White opposition to forced busing scared Milwaukee’s leaders, who created a very different plan in response to a federal court order to desegregate the schools. The plan launched in 1976 allowed white students to chose integration at magnet schools with specialized programs, while putting the burden of forced busing on black students, as research by Lois Quinn and the Metropolitan Integration Research Center documented a few years later. In the early 1980s Howard Fuller began building opposition to the disruptive and disproportionate burden placed on black families and children with the supposedly “peaceful” desegregation plan implemented in Milwaukee. His later doctoral thesis at Marquette University helped blow a hole in sanitized and misleading reporting by the Milwaukee Journal and Milwaukee Sentinel, which supported the busing program. Maps that I included in a study expanding on Quinn’ research showed students from individual neighborhood schools were being bused to as many as 100 separate schools across the city.

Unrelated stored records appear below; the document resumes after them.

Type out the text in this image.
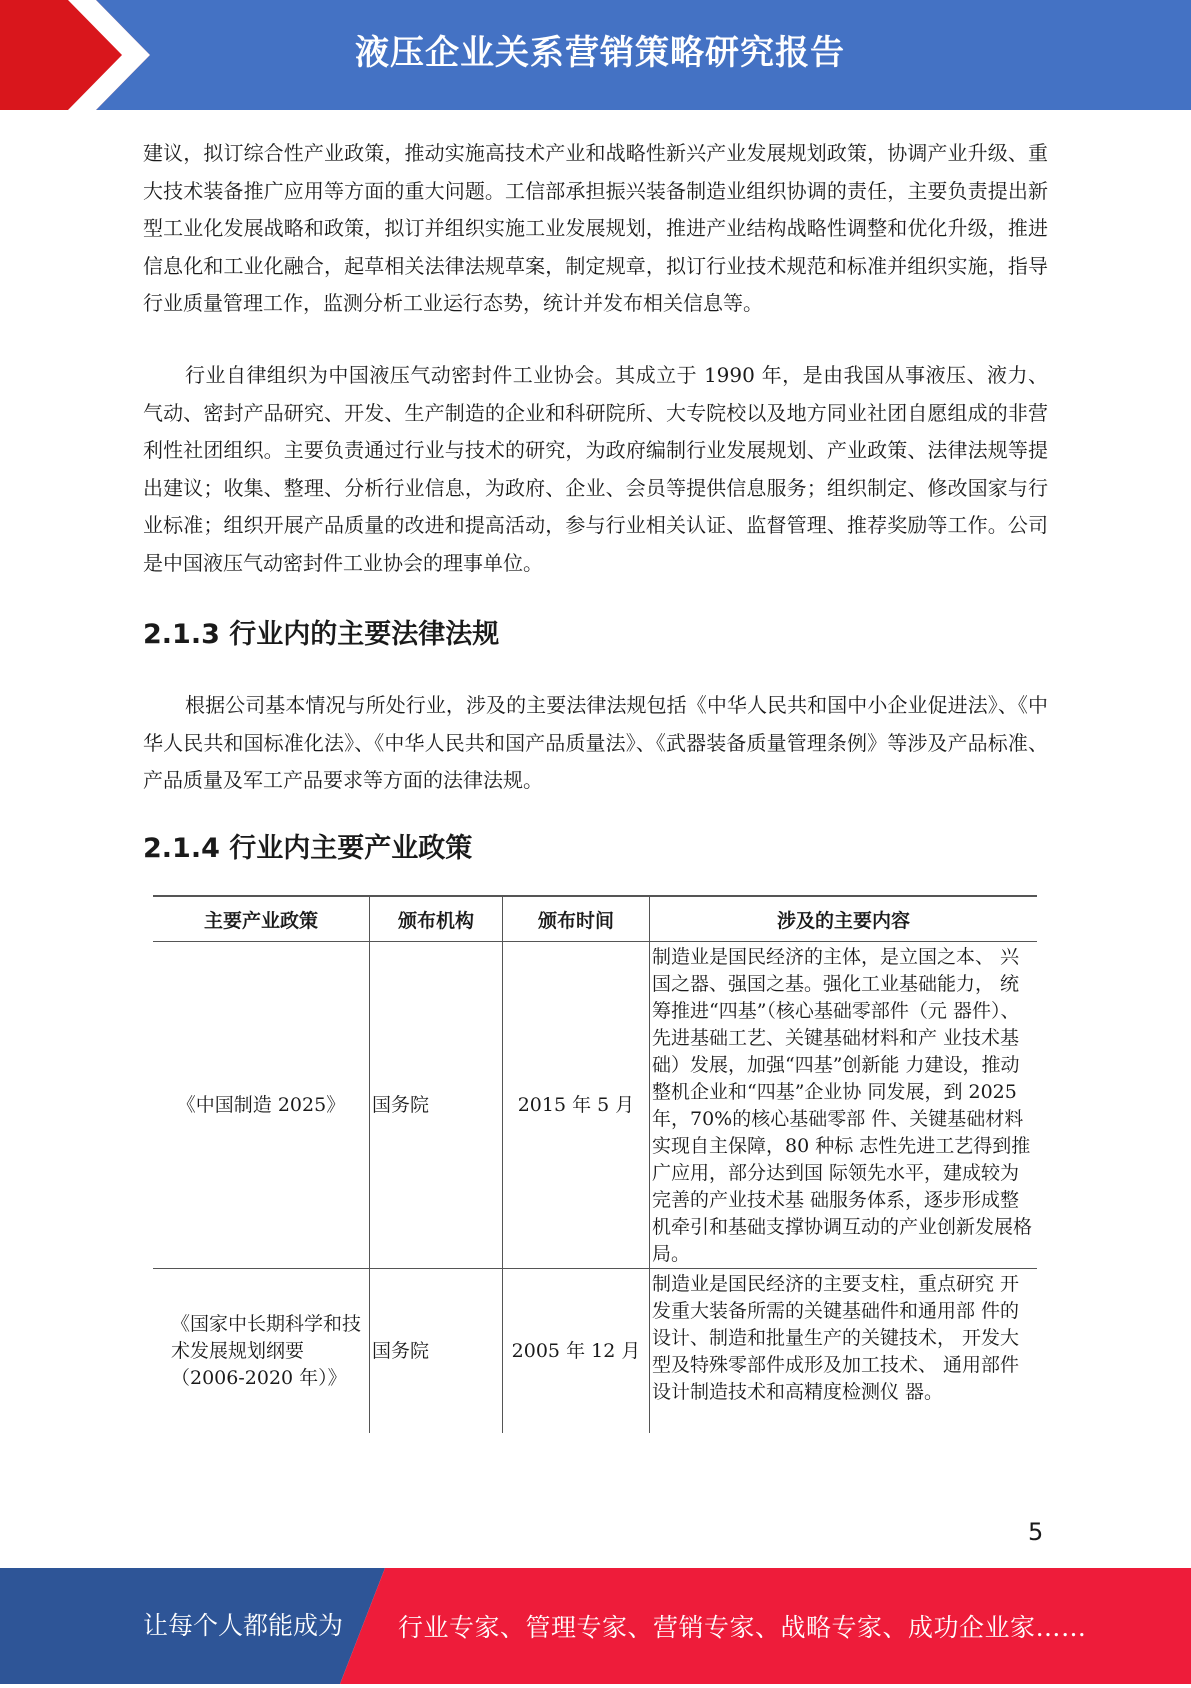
液压企业关系营销策略研究报告

建议，拟订综合性产业政策，推动实施高技术产业和战略性新兴产业发展规划政策，协调产业升级、重大技术装备推广应用等方面的重大问题。工信部承担振兴装备制造业组织协调的责任，主要负责提出新型工业化发展战略和政策，拟订并组织实施工业发展规划，推进产业结构战略性调整和优化升级，推进信息化和工业化融合，起草相关法律法规草案，制定规章，拟订行业技术规范和标准并组织实施，指导行业质量管理工作，监测分析工业运行态势，统计并发布相关信息等。

行业自律组织为中国液压气动密封件工业协会。其成立于 1990 年，是由我国从事液压、液力、气动、密封产品研究、开发、生产制造的企业和科研院所、大专院校以及地方同业社团自愿组成的非营利性社团组织。主要负责通过行业与技术的研究，为政府编制行业发展规划、产业政策、法律法规等提出建议；收集、整理、分析行业信息，为政府、企业、会员等提供信息服务；组织制定、修改国家与行业标准；组织开展产品质量的改进和提高活动，参与行业相关认证、监督管理、推荐奖励等工作。公司是中国液压气动密封件工业协会的理事单位。

2.1.3 行业内的主要法律法规

根据公司基本情况与所处行业，涉及的主要法律法规包括《中华人民共和国中小企业促进法》、《中华人民共和国标准化法》、《中华人民共和国产品质量法》、《武器装备质量管理条例》等涉及产品标准、产品质量及军工产品要求等方面的法律法规。

2.1.4 行业内主要产业政策
主要产业政策	颁布机构	颁布时间	涉及的主要内容
《中国制造 2025》	国务院	2015 年 5 月	制造业是国民经济的主体，是立国之本、 兴国之器、强国之基。强化工业基础能力， 统筹推进“四基”（核心基础零部件（元 器件）、先进基础工艺、关键基础材料和产 业技术基础）发展，加强“四基”创新能 力建设，推动整机企业和“四基”企业协 同发展，到 2025 年，70%的核心基础零部 件、关键基础材料实现自主保障，80 种标 志性先进工艺得到推广应用，部分达到国 际领先水平，建成较为完善的产业技术基 础服务体系，逐步形成整机牵引和基础支撑协调互动的产业创新发展格局。
《国家中长期科学和技术发展规划纲要（2006-2020 年）》	国务院	2005 年 12 月	制造业是国民经济的主要支柱，重点研究 开发重大装备所需的关键基础件和通用部 件的设计、制造和批量生产的关键技术， 开发大型及特殊零部件成形及加工技术、 通用部件设计制造技术和高精度检测仪 器。
5
让每个人都能成为 行业专家、管理专家、营销专家、战略专家、成功企业家……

Subsequent research by James Kenneth Nelsen, a doctoral candidate in history at the University of Wisconsin-Milwaukee, offered a clear description of how the system worked:
There was no room in the [Black] school[s] — [they were] usually overcrowded to begin with…Black students had to move to accommodate whites. Some African American parents complained about waiting lists to get into what had been their neighborhood schools… Now that their schools had more desirable programs [for white students], they could no longer attend them.

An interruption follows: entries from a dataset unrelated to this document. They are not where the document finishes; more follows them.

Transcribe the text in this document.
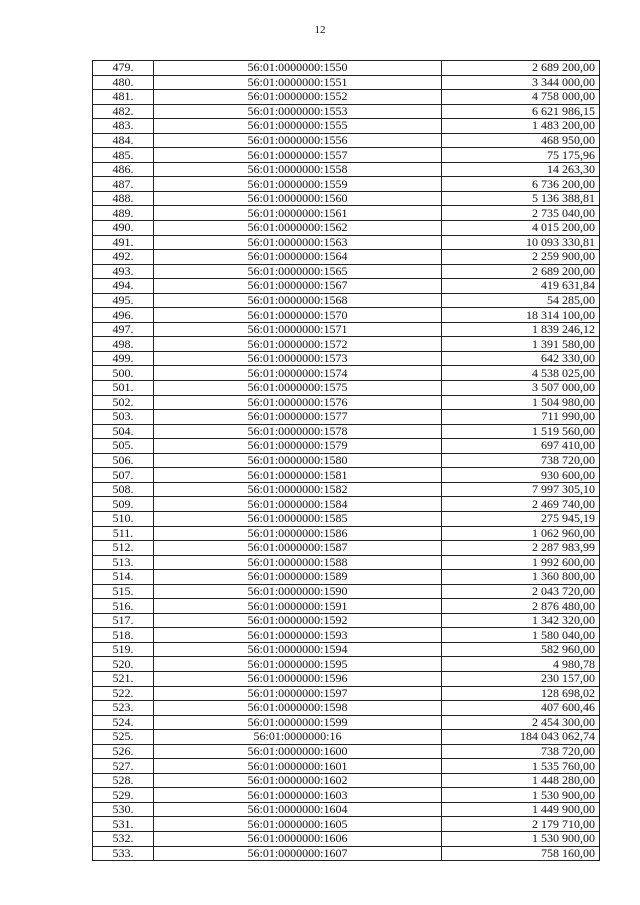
12
479.	56:01:0000000:1550	2 689 200,00
480.	56:01:0000000:1551	3 344 000,00
481.	56:01:0000000:1552	4 758 000,00
482.	56:01:0000000:1553	6 621 986,15
483.	56:01:0000000:1555	1 483 200,00
484.	56:01:0000000:1556	468 950,00
485.	56:01:0000000:1557	75 175,96
486.	56:01:0000000:1558	14 263,30
487.	56:01:0000000:1559	6 736 200,00
488.	56:01:0000000:1560	5 136 388,81
489.	56:01:0000000:1561	2 735 040,00
490.	56:01:0000000:1562	4 015 200,00
491.	56:01:0000000:1563	10 093 330,81
492.	56:01:0000000:1564	2 259 900,00
493.	56:01:0000000:1565	2 689 200,00
494.	56:01:0000000:1567	419 631,84
495.	56:01:0000000:1568	54 285,00
496.	56:01:0000000:1570	18 314 100,00
497.	56:01:0000000:1571	1 839 246,12
498.	56:01:0000000:1572	1 391 580,00
499.	56:01:0000000:1573	642 330,00
500.	56:01:0000000:1574	4 538 025,00
501.	56:01:0000000:1575	3 507 000,00
502.	56:01:0000000:1576	1 504 980,00
503.	56:01:0000000:1577	711 990,00
504.	56:01:0000000:1578	1 519 560,00
505.	56:01:0000000:1579	697 410,00
506.	56:01:0000000:1580	738 720,00
507.	56:01:0000000:1581	930 600,00
508.	56:01:0000000:1582	7 997 305,10
509.	56:01:0000000:1584	2 469 740,00
510.	56:01:0000000:1585	275 945,19
511.	56:01:0000000:1586	1 062 960,00
512.	56:01:0000000:1587	2 287 983,99
513.	56:01:0000000:1588	1 992 600,00
514.	56:01:0000000:1589	1 360 800,00
515.	56:01:0000000:1590	2 043 720,00
516.	56:01:0000000:1591	2 876 480,00
517.	56:01:0000000:1592	1 342 320,00
518.	56:01:0000000:1593	1 580 040,00
519.	56:01:0000000:1594	582 960,00
520.	56:01:0000000:1595	4 980,78
521.	56:01:0000000:1596	230 157,00
522.	56:01:0000000:1597	128 698,02
523.	56:01:0000000:1598	407 600,46
524.	56:01:0000000:1599	2 454 300,00
525.	56:01:0000000:16	184 043 062,74
526.	56:01:0000000:1600	738 720,00
527.	56:01:0000000:1601	1 535 760,00
528.	56:01:0000000:1602	1 448 280,00
529.	56:01:0000000:1603	1 530 900,00
530.	56:01:0000000:1604	1 449 900,00
531.	56:01:0000000:1605	2 179 710,00
532.	56:01:0000000:1606	1 530 900,00
533.	56:01:0000000:1607	758 160,00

It was not until the late 1990s that David Bennett, a deputy to former MPS Superintendent Lee McMurrin admitted that the forced busing plan he and McMurrin developed was built around “white benefit,” namely, the goal of reducing “white flight.” Bennett’s stunning confirmation produced exactly one story in the local press, at which point the editors and the rest of Milwaukee’s establishment “moved on.”
While the Boston and Milwaukee busing plans were designed very differently, it’s clear neither worked. So when Kamala Harris visits Milwaukee and Wisconsin, will the Journal Sentinel — or anyone in the media — step up and ask her to reconcile her rose-colored vision of busing with the reality of its experience in Wisconsin?